The Vege Grower and I ended the year with a walk through Waikato’s Maungatautari restoration project, a ‘mainland ecological island’, now also known as Sanctuary Mountain. It is surrounded by the world’s longest predator-proof fence and contains a wonderful array of native birds. However, we were there in the middle of the day so apart from a group of captivating kaka active around their feeding station, we didn’t see or hear many other original birds of Aotearoa, but did sight blackbirds, a thrush, chaffinches and greenfinches…
The area is well endowed with informative signs so a walk along the tracks is educational as well as good for the cardiovascular system!
Pukatea (Laurealia novae-zelandiae) is a wetland tree that grows up to 35m with a straight trunk for most of the way. The genus Laurelia has only two species – one in New Zealand and Laurelia sempervirens in Chile. The genus is somewhat unusual in having both sexes separate on the same tree, and occasionally together on the same flower. Read more here.

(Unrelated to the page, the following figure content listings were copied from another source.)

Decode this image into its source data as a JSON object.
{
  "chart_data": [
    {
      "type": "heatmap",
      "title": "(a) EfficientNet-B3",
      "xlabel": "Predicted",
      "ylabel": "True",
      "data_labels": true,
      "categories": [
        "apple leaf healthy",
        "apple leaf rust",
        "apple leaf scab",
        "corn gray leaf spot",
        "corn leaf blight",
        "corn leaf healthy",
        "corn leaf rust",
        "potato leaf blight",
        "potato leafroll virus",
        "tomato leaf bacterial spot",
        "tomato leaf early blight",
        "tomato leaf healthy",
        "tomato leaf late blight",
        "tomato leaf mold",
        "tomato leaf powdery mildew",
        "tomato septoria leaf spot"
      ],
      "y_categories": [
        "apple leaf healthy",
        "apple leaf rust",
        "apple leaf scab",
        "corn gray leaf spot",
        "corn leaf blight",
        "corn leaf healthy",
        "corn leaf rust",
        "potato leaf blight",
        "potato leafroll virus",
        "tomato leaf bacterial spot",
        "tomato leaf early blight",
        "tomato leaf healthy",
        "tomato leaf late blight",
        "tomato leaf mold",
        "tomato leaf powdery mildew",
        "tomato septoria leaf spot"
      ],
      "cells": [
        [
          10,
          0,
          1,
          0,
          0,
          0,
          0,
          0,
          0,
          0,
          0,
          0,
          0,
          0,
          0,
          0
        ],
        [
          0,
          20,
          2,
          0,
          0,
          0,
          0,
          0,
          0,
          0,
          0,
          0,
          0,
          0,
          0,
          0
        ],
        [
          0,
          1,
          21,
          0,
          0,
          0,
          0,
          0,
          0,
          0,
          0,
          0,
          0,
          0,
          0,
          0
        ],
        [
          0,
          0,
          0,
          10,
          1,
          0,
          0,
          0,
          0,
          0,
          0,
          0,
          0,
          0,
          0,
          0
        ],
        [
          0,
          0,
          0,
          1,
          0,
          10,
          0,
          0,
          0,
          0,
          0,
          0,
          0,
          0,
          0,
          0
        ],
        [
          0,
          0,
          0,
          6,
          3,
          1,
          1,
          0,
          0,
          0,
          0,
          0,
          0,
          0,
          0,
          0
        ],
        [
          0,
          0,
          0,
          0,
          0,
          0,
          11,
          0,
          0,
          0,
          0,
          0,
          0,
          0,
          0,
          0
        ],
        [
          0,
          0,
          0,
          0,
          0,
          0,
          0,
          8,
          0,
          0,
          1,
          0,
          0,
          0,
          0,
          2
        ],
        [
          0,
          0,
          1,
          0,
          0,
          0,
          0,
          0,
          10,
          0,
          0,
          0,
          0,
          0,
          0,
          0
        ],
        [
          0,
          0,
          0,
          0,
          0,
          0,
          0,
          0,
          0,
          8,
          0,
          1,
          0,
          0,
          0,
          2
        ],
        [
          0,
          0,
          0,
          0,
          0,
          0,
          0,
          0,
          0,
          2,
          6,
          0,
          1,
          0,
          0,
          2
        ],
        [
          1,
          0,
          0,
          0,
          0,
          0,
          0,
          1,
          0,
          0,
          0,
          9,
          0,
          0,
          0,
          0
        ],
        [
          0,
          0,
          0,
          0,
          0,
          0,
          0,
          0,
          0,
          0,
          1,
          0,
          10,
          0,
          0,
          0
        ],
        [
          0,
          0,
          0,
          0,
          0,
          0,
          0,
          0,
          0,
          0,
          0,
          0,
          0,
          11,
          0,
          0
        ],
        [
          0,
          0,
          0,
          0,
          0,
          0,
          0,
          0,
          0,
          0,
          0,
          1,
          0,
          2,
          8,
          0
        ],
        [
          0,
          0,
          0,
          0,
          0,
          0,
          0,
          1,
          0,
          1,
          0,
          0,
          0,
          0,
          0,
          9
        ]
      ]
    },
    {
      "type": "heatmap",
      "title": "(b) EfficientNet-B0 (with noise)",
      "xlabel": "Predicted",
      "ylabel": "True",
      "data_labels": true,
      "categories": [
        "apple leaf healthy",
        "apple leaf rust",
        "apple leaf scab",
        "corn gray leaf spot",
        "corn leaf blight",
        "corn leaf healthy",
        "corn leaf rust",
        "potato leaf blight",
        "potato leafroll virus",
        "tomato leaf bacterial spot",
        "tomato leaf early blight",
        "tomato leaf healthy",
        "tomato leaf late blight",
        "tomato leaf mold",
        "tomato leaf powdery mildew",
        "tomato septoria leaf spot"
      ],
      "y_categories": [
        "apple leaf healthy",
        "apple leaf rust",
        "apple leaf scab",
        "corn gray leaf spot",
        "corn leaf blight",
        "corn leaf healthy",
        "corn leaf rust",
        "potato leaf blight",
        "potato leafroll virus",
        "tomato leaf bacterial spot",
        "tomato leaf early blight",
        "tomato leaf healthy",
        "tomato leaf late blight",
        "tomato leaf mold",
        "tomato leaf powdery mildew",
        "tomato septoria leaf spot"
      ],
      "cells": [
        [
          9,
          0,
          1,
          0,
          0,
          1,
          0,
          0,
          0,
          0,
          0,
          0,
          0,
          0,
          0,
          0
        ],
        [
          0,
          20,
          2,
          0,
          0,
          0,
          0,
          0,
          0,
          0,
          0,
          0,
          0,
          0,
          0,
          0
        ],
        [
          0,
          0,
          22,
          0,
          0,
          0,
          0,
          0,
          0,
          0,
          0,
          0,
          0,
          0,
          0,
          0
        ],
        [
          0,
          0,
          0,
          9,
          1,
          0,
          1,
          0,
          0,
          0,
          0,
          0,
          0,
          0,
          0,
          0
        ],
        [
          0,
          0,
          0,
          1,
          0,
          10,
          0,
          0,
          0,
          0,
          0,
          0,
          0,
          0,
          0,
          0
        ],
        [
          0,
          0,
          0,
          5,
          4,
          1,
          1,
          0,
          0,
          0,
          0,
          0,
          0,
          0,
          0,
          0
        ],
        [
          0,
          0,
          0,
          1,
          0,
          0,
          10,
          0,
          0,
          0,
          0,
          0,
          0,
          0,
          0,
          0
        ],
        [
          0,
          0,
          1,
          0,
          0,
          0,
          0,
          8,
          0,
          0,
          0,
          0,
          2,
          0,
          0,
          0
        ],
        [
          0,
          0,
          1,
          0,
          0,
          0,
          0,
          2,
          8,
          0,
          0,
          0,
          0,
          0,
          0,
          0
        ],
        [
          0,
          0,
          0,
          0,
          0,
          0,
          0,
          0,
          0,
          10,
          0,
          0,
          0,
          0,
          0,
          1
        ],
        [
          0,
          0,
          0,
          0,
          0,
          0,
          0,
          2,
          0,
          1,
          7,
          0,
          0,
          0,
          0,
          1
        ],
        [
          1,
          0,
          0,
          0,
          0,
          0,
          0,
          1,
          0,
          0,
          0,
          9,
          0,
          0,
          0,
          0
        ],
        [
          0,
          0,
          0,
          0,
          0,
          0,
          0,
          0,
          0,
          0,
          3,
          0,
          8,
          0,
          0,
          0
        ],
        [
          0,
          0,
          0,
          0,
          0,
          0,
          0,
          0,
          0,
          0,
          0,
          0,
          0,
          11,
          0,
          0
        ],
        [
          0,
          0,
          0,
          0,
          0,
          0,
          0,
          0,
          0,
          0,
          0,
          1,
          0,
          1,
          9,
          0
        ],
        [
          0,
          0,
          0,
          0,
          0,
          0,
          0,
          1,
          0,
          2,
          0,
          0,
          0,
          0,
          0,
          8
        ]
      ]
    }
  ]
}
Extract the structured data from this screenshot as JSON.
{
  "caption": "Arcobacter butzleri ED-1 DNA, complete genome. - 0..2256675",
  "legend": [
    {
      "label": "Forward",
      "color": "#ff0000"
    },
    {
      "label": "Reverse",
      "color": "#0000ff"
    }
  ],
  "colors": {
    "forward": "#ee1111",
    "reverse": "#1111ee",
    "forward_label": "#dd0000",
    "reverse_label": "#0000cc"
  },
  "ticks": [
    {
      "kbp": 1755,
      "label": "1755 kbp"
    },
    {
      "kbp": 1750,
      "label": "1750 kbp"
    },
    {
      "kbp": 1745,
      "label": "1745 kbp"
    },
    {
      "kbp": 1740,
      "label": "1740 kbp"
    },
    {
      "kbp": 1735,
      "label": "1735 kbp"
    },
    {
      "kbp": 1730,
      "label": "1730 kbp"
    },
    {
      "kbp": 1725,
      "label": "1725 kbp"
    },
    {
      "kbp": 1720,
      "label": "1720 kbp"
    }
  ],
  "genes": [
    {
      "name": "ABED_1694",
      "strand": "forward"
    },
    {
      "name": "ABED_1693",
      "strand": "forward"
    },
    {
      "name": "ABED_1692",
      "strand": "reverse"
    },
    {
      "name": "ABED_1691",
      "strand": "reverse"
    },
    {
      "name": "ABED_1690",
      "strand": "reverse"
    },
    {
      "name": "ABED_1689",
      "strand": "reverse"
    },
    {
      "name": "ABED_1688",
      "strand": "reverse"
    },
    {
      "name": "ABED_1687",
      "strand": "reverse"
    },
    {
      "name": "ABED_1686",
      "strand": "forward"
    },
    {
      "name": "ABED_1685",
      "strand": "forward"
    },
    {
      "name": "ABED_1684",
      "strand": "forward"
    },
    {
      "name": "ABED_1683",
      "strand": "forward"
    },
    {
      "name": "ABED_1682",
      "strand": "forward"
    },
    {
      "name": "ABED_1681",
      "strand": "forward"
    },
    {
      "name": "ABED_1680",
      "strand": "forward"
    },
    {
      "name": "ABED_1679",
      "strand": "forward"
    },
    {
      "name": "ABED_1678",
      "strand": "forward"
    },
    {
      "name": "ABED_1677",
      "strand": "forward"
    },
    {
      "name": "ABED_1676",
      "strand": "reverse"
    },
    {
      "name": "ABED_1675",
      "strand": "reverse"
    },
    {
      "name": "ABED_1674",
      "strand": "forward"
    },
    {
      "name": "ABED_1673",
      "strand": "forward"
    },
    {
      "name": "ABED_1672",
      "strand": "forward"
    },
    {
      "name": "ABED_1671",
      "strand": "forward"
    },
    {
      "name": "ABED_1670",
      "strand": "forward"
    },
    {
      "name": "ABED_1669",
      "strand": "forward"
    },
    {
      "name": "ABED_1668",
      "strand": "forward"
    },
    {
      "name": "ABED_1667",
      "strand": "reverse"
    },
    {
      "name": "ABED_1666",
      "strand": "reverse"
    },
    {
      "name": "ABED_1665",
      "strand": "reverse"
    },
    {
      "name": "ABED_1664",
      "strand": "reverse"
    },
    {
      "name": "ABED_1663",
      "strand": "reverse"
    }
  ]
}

It’s notable for its plank buttresses to keep it steady – the only native tree that grows them and if growing in water it also sends up breathing roots.
With the draining of New Zealand’s wetlands (90 per cent of the North Island’s have gone) it’s a tree that’s not necessarily well known. A sign in the forest (taken from this Te Ara entry) reveals that Maori used the bark as a painkiller and that the bark contains pukateine, which has a chemical structure similar to morphine!
However, what intrigued us about it was its seeds – you’d think that a big tree would have a big seed, but no. At first, I thought I was looking at a downy feather floating into the area known as The Clearing, but then realised it was a pukatea seed … and later we found a whole stalk of them.
What better way to head into 2016 than marvelling at the tenacity and variety of nature!